Les modèles sans statut sont assimilés aux parents « pauvres » du mannequinat. Il est à noter que la définition légale des modèles vivants / mannequins est incompatible avec la réalité de ces 2 métiers si différents. Les mannequins exercent un métier d’image tandis que les modèles dispensent un métier d’enseignement et de formation artistique. De ce fait, la fiche métier 11-02 « Mannequinat et pose artistique » est inadaptée aux modèles.
Seul un statut propre à leur profession « spécifique » leur permettra d’obtenir une grille de salaire, des dispositions conventionnelles adaptées, une protection de leur santé, des droits à la protection sociale et des revenus de remplacement dans les périodes d’inactivité professionnelle.
À titre d’exemple, nous nous interrogeons sur la raison pour laquelle la pénibilité des poses n’est pas reconnue dans un métier où les troubles musculo-squelettiques sont quotidiens.
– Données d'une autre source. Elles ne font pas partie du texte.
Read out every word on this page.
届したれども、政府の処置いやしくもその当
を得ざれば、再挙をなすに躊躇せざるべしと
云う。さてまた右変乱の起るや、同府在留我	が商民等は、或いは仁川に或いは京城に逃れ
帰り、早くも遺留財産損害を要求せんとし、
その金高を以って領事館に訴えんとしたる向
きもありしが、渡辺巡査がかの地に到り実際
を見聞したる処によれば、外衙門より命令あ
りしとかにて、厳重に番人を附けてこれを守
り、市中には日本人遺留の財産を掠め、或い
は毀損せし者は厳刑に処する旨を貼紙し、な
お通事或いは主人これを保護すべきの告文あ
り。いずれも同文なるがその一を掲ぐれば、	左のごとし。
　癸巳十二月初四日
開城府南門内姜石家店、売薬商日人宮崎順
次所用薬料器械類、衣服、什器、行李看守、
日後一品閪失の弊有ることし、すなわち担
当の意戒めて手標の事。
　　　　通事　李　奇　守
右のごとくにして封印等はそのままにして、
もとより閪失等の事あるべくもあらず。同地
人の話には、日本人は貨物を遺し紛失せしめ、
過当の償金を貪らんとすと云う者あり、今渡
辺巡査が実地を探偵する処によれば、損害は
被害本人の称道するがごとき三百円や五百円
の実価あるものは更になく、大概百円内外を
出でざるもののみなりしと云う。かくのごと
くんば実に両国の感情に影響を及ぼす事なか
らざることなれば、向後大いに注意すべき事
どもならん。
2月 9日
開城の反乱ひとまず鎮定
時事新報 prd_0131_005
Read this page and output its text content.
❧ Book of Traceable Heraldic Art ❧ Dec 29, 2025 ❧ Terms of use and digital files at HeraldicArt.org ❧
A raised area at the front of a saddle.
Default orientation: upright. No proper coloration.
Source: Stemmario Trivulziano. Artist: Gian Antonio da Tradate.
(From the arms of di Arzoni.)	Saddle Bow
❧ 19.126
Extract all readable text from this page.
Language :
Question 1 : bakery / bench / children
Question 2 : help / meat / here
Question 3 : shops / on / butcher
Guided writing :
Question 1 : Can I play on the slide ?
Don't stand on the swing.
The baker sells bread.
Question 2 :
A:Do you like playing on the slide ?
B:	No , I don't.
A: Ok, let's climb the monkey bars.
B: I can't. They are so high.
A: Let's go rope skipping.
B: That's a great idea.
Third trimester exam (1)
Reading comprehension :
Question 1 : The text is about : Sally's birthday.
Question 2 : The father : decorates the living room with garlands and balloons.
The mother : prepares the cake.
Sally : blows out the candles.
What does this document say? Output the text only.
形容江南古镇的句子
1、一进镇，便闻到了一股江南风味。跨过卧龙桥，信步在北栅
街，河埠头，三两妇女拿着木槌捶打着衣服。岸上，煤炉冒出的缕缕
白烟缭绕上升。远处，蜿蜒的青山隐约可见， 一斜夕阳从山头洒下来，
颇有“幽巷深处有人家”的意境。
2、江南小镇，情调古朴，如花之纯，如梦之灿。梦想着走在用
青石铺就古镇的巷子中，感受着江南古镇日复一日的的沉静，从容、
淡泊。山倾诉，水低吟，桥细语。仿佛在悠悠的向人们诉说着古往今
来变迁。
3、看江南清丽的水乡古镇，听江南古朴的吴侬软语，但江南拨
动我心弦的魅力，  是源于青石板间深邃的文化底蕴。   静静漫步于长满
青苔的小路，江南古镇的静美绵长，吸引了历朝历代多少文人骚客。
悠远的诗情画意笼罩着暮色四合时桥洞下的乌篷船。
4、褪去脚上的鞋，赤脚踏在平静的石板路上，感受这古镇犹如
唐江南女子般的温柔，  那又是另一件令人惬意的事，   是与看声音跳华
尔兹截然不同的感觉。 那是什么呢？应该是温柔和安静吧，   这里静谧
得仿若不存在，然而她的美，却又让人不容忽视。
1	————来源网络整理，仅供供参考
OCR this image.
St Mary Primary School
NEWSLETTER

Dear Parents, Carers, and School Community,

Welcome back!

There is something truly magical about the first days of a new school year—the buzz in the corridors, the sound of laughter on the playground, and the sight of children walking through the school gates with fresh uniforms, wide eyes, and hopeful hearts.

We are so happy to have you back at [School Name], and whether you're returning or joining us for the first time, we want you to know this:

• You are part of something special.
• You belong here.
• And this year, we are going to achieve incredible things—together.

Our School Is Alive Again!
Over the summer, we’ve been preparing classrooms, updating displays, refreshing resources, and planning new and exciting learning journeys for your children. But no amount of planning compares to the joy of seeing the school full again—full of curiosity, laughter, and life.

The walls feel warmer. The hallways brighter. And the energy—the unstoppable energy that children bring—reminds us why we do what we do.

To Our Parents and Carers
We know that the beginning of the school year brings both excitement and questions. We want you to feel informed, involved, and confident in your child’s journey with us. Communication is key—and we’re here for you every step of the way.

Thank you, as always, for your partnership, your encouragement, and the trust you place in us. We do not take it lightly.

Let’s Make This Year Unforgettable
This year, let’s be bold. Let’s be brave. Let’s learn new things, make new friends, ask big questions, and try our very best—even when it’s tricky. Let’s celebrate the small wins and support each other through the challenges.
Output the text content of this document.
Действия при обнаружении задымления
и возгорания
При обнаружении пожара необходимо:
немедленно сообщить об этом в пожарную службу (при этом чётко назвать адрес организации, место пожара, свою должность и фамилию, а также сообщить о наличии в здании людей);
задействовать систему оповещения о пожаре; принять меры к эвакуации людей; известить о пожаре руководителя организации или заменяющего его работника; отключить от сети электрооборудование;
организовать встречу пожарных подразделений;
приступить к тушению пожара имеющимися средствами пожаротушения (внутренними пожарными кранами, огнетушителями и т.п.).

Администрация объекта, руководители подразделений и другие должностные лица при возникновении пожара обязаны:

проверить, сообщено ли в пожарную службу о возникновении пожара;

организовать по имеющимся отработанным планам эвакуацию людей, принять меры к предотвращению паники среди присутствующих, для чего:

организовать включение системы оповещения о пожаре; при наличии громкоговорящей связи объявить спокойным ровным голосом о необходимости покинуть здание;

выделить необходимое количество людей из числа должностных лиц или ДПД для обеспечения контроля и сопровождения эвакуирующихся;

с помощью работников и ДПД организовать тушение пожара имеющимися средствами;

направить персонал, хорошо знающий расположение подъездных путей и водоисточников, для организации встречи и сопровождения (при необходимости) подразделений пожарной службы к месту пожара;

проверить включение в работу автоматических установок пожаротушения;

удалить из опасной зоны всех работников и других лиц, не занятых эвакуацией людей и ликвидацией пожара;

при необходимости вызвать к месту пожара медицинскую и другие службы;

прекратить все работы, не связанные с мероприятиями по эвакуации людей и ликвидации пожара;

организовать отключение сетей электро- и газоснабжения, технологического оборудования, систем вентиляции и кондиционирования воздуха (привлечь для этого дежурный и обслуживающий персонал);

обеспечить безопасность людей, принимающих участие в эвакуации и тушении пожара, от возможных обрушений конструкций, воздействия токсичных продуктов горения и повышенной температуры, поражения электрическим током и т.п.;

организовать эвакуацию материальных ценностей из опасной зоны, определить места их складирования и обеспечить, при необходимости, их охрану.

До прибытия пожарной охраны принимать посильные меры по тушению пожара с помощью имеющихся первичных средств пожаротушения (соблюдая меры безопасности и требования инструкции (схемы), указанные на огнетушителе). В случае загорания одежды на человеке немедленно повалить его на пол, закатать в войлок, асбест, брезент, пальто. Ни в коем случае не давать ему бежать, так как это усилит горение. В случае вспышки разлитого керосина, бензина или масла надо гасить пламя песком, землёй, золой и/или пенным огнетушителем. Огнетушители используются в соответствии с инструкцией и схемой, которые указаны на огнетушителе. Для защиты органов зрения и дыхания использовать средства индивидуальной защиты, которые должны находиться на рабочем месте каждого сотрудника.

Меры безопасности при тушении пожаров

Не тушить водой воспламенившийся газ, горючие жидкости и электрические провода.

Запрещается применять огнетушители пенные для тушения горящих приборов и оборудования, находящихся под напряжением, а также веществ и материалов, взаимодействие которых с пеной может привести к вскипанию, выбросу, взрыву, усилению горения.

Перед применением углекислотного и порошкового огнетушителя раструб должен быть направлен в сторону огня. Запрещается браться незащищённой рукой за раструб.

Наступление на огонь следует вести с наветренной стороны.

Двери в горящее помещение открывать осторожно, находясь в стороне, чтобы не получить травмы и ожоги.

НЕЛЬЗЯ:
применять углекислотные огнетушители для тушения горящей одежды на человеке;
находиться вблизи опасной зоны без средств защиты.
Comment comprendre la notion « d’ancienneté » lorsqu’un modèle travaille plus de 20 ans pour le même employeur ? L’absence de prise en compte de l’expérience acquise n’est pas acceptable.
Que peut faire le ministère de la culture pour protéger ses modèles ?
Nous vous joignons un courrier que le député Monsieur André Chassaigne avait envoyé au précédent ministre la culture en mai 2020. Là encore, courrier resté sans réponse.
2000 modèles vivants en France – Environ 400 employeurs.
Entendez-nous Madame la Ministre ! Nous vous demandons de travailler sur le statut des modèles vivants en y associant le Conseil National des professions des Arts Visuels.
Nous vous remercions de prendre en considération notre urgence et d’intervenir au plus vite pour protéger un métier noble de la culture artistique française.
Dans l’attente d’un entretien, nous vous prions d’agréer, Madame Roselyne Bachelot, Ministre de la culture et de la communication, l’expression de nos sentiments distingués.
Pour le SNPEFP-CGT, Christine Fourage, Secrétaire Générale.